In 2006 the first plans for the development of the town appeared as ‘The Atkins Study’. The main concern was the proposal to build a bypass adjacent to the reserve. We called a meeting of members and invited local councillors to attend, some of whom were also members. Our passionate defence of the reserve and surrounding countryside was influential in removing this proposal from the study. However, within a few months a planning application for hundreds of houses adjacent to the west side of the reserve appeared and another meeting was called. As a result over one hundred objections to the plans were sent by members and more importantly, our in-depth scientific surveys of the meadows, ancient woodland and hedgerows, ponds etc. impressed the inspector who was appointed to consider all aspects of the plans. They were refused but we know this is only temporary as revised ones will appear soon.
So, we entered the world of planning applications and protest with a bang! From being a dedicated group of wildlife enthusiasts, we were forced onto the ‘back foot’ and had to defend our precious territory. Since then we have been learning about this new and vital role. What is the point of doing all this work for wildlife if eventually it is going to be a building site? So, we have ‘flagged up’ some important wildlife areas that should be saved as a result of our efforts. In 2007 we helped another friends group (who were functioning in the south of the town) by inviting them to amalgamate with us, as due to lack of sufficient members they were about to disband. This added another 12 hectares to our area of ‘care’ which presented a new set of challenges as we wanted to transform this in a similar way.
In 2008, at our AGM we voted overwhelmingly to change our name so that the general public realises that we care for all precious countryside around the town and are not restricted to just one site.
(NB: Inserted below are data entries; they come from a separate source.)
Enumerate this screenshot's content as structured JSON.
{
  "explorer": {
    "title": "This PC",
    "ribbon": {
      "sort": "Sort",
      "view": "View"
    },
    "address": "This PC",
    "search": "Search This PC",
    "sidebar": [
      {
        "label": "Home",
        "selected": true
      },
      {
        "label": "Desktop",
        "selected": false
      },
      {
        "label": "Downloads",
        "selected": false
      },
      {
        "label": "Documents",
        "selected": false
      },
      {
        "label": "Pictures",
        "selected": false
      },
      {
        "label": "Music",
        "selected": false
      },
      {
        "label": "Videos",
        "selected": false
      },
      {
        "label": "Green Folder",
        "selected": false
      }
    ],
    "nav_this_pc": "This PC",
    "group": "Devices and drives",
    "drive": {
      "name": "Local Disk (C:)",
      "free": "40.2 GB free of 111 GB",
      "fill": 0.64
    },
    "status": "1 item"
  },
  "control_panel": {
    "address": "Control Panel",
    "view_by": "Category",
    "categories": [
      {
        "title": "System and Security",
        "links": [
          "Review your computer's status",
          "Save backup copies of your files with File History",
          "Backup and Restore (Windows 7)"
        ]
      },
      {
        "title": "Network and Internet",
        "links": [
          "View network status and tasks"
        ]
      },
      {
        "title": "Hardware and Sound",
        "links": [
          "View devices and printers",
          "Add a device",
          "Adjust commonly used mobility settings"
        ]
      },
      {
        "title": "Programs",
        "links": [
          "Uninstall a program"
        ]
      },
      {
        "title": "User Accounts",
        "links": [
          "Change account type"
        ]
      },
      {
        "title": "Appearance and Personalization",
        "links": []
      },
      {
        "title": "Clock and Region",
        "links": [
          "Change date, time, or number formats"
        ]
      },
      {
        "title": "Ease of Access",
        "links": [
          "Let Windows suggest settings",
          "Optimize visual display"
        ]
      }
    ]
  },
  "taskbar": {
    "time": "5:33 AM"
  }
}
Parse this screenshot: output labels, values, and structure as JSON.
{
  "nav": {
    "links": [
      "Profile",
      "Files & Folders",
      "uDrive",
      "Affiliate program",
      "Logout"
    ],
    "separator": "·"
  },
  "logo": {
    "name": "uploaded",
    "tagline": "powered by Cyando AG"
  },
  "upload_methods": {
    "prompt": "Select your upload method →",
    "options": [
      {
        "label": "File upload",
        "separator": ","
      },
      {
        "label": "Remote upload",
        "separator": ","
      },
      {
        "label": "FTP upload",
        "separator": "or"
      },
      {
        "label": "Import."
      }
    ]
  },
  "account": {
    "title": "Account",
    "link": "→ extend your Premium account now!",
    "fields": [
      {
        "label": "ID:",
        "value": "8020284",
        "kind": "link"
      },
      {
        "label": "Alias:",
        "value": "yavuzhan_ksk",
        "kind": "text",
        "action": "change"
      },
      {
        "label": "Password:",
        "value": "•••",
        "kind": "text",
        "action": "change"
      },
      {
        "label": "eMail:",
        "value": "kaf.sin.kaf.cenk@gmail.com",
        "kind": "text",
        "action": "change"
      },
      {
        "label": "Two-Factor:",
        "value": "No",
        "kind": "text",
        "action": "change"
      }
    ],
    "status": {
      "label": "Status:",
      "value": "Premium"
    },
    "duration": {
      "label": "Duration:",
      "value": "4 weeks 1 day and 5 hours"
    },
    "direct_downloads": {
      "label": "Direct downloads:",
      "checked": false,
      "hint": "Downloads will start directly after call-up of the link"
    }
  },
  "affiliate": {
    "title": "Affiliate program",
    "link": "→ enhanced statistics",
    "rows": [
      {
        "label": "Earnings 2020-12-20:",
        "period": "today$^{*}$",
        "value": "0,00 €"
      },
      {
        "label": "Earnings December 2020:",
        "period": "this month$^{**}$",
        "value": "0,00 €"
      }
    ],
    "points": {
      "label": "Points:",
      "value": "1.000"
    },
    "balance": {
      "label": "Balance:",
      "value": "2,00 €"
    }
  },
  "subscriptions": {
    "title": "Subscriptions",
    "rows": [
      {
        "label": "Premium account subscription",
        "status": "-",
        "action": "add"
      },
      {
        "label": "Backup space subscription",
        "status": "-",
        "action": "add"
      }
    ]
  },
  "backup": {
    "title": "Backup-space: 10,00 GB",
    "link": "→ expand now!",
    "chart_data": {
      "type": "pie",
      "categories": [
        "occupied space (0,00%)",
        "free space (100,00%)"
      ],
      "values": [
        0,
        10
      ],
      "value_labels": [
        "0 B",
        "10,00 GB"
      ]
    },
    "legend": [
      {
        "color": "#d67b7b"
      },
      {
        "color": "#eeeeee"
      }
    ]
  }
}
This widening role has already paid dividends with 48 members joining in one day at our publicity stand in the town centre (previous record 24!). As a result we now have over 1,000 suporters of local wildlife, our credibility is greatly enhance and our informed opinion is respected and acted upon. In 2008 the district council produced its draft Core Strategy, a plan for the next 20 years, including thousands of new houses to be built on Greenfield sites. We are currently working with them to influence planners and developers to save the best wildlife sites from the impact of roads and houses.
A Friends group that looked after a site to the SE of the town and who disbanded seven years ago have been rescued by our new organisation and are functioning yet again. So, we now have three ‘teams’ in operation and a fourth will be formed for the new year. In this way each site will have its own team to be the ‘eyes and ears’ for the council and carry out surveys, maintenance work etc to gradually improve their ‘patch’, all under the ‘umbrella’ of the Green Circle and its main committee.
The future is very mixed. We are confident that with the council and local councillors we can continue to save precious sites, improve existing ones with better management plans and give the public better access with new paths and signage. However, the sheer numbers of new houses imposed on the town for the next 20 years is unsustainable and wildlife must suffer. How to mitigate this is a mammoth task and we are only a relatively small charity. But, if we don’t do something about it there is no other organisation locally that is capable or willing to do so. Therefore, we accept the challenge and the opportunities that growth will provide. By working with all stakeholders hopefully we will be able to improve the environment for all future Burgess Hillians and visitors to enjoy.